Washington is not immune to international suasion. Land mines are so stigmatized that American forces have barely used them since the 1991 Persian Gulf war. The United States stockpile, estimated at three million mines, is significantly reduced from pre-treaty years; it’s puny compared with the 26 million mines that Russia has on hand, according to the International Campaign to Ban Landmines. Similarly, American reliance on cluster munitions, which peaked in the early stages of the 2003 Iraq war, has all but disappeared.

In 2014 the Obama administration even signaled it might be willing to join the anti-mine treaty. Regrettably, that step never came. It might have been a moral statement encouraging others to follow suit.
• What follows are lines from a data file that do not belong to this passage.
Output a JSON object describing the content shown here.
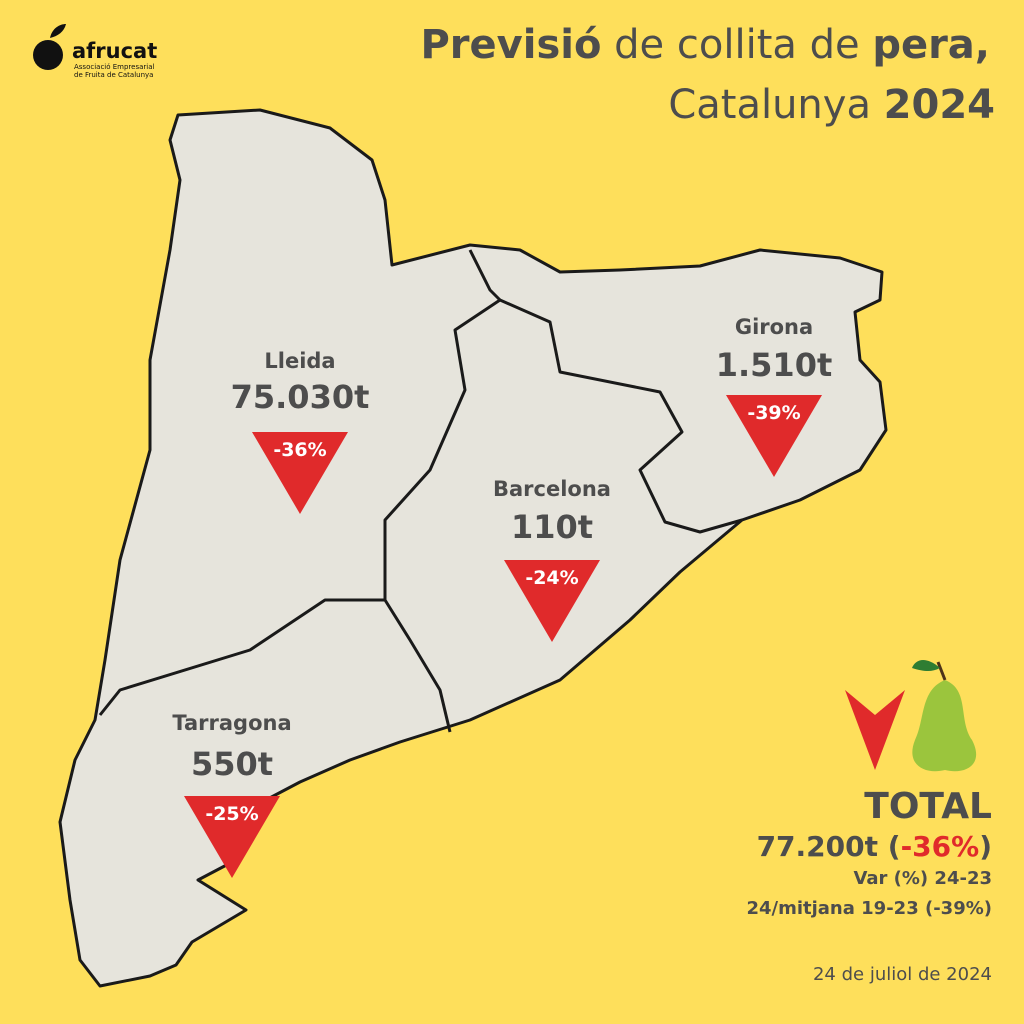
{
  "logo": {
    "name": "afrucat",
    "subtitle_1": "Associació Empresarial",
    "subtitle_2": "de Fruita de Catalunya"
  },
  "title": {
    "line_1": [
      "Previsió",
      " de collita de ",
      "pera,"
    ],
    "line_2": [
      "Catalunya ",
      "2024"
    ]
  },
  "regions": [
    {
      "name": "Lleida",
      "harvest": "75.030t",
      "change": "-36%"
    },
    {
      "name": "Girona",
      "harvest": "1.510t",
      "change": "-39%"
    },
    {
      "name": "Barcelona",
      "harvest": "110t",
      "change": "-24%"
    },
    {
      "name": "Tarragona",
      "harvest": "550t",
      "change": "-25%"
    }
  ],
  "total": {
    "label": "TOTAL",
    "amount": "77.200t (",
    "change": "-36%",
    "close": ")",
    "note_1": "Var (%) 24-23",
    "note_2": "24/mitjana 19-23 (-39%)"
  },
  "date": "24 de juliol de 2024"
}
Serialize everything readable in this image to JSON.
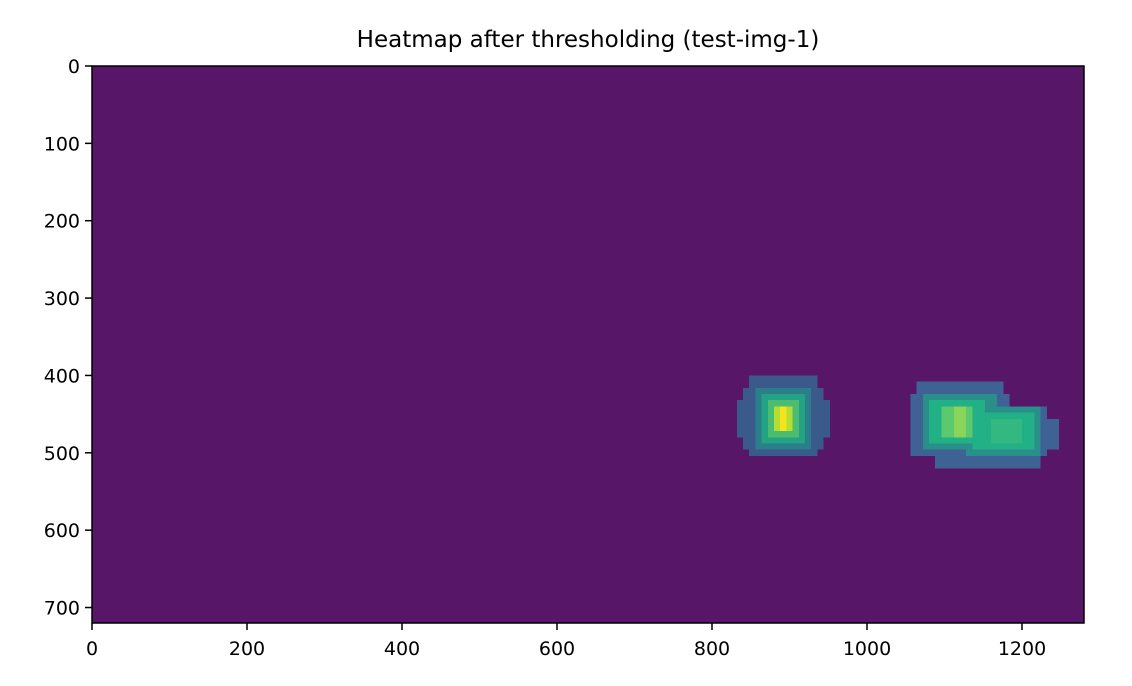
{
  "chart_data": {
    "type": "heatmap",
    "title": "Heatmap after thresholding (test-img-1)",
    "xlabel": "",
    "ylabel": "",
    "xlim": [
      0,
      1280
    ],
    "ylim": [
      720,
      0
    ],
    "x_ticks": [
      "0",
      "200",
      "400",
      "600",
      "800",
      "1000",
      "1200"
    ],
    "y_ticks": [
      "0",
      "100",
      "200",
      "300",
      "400",
      "500",
      "600",
      "700"
    ],
    "colormap": "viridis",
    "background_color": "#581668",
    "grid": false,
    "cells": [
      {
        "x0": 848,
        "x1": 936,
        "y0": 400,
        "y1": 416,
        "color": "#3b5a8c"
      },
      {
        "x0": 840,
        "x1": 944,
        "y0": 416,
        "y1": 432,
        "color": "#3b5a8c"
      },
      {
        "x0": 832,
        "x1": 952,
        "y0": 432,
        "y1": 480,
        "color": "#3b5a8c"
      },
      {
        "x0": 840,
        "x1": 944,
        "y0": 480,
        "y1": 496,
        "color": "#3b5a8c"
      },
      {
        "x0": 848,
        "x1": 936,
        "y0": 496,
        "y1": 504,
        "color": "#3b5a8c"
      },
      {
        "x0": 856,
        "x1": 928,
        "y0": 416,
        "y1": 496,
        "color": "#2a7f8b"
      },
      {
        "x0": 864,
        "x1": 920,
        "y0": 424,
        "y1": 488,
        "color": "#23a284"
      },
      {
        "x0": 872,
        "x1": 912,
        "y0": 432,
        "y1": 480,
        "color": "#4cbd70"
      },
      {
        "x0": 880,
        "x1": 904,
        "y0": 440,
        "y1": 472,
        "color": "#b6dd31"
      },
      {
        "x0": 888,
        "x1": 896,
        "y0": 440,
        "y1": 472,
        "color": "#f3e51d"
      },
      {
        "x0": 1064,
        "x1": 1176,
        "y0": 408,
        "y1": 424,
        "color": "#3e6294"
      },
      {
        "x0": 1056,
        "x1": 1184,
        "y0": 424,
        "y1": 440,
        "color": "#3e6294"
      },
      {
        "x0": 1056,
        "x1": 1232,
        "y0": 440,
        "y1": 504,
        "color": "#3e6294"
      },
      {
        "x0": 1232,
        "x1": 1248,
        "y0": 456,
        "y1": 496,
        "color": "#3e6294"
      },
      {
        "x0": 1088,
        "x1": 1224,
        "y0": 504,
        "y1": 520,
        "color": "#3e6294"
      },
      {
        "x0": 1072,
        "x1": 1168,
        "y0": 424,
        "y1": 496,
        "color": "#2a8f8a"
      },
      {
        "x0": 1128,
        "x1": 1224,
        "y0": 440,
        "y1": 504,
        "color": "#2a8f8a"
      },
      {
        "x0": 1080,
        "x1": 1152,
        "y0": 432,
        "y1": 488,
        "color": "#22b086"
      },
      {
        "x0": 1136,
        "x1": 1216,
        "y0": 448,
        "y1": 496,
        "color": "#22b086"
      },
      {
        "x0": 1096,
        "x1": 1136,
        "y0": 440,
        "y1": 480,
        "color": "#5dc96e"
      },
      {
        "x0": 1112,
        "x1": 1128,
        "y0": 440,
        "y1": 480,
        "color": "#8ad45c"
      },
      {
        "x0": 1160,
        "x1": 1200,
        "y0": 456,
        "y1": 488,
        "color": "#33b881"
      }
    ]
  }
}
Now, with President Trump openly disdainful of international agreements, the likelihood of Washington’s signing the treaty would seem to be about zero. The Pentagon, under his ultimate control, recently authorized the military to restock older cluster munitions, whose immediate failure rate can be high, leaving bomblets that can explode and kill civilians even years later.

For countries like Afghanistan, Libya, Ukraine and Yemen, the risks may endure long after the guns go silent. Vietnam provides an example. Since the war there ended in 1975, at least 40,000 Vietnamese are believed to have been killed and another 60,000 wounded by American land mines, artillery shells, cluster bombs and other ordnance that failed to detonate back then. They later exploded when handled by scrap-metal scavengers and unsuspecting children.

The lesson is stark for today’s war-torn countries. They could reap the same whirlwind in coming decades.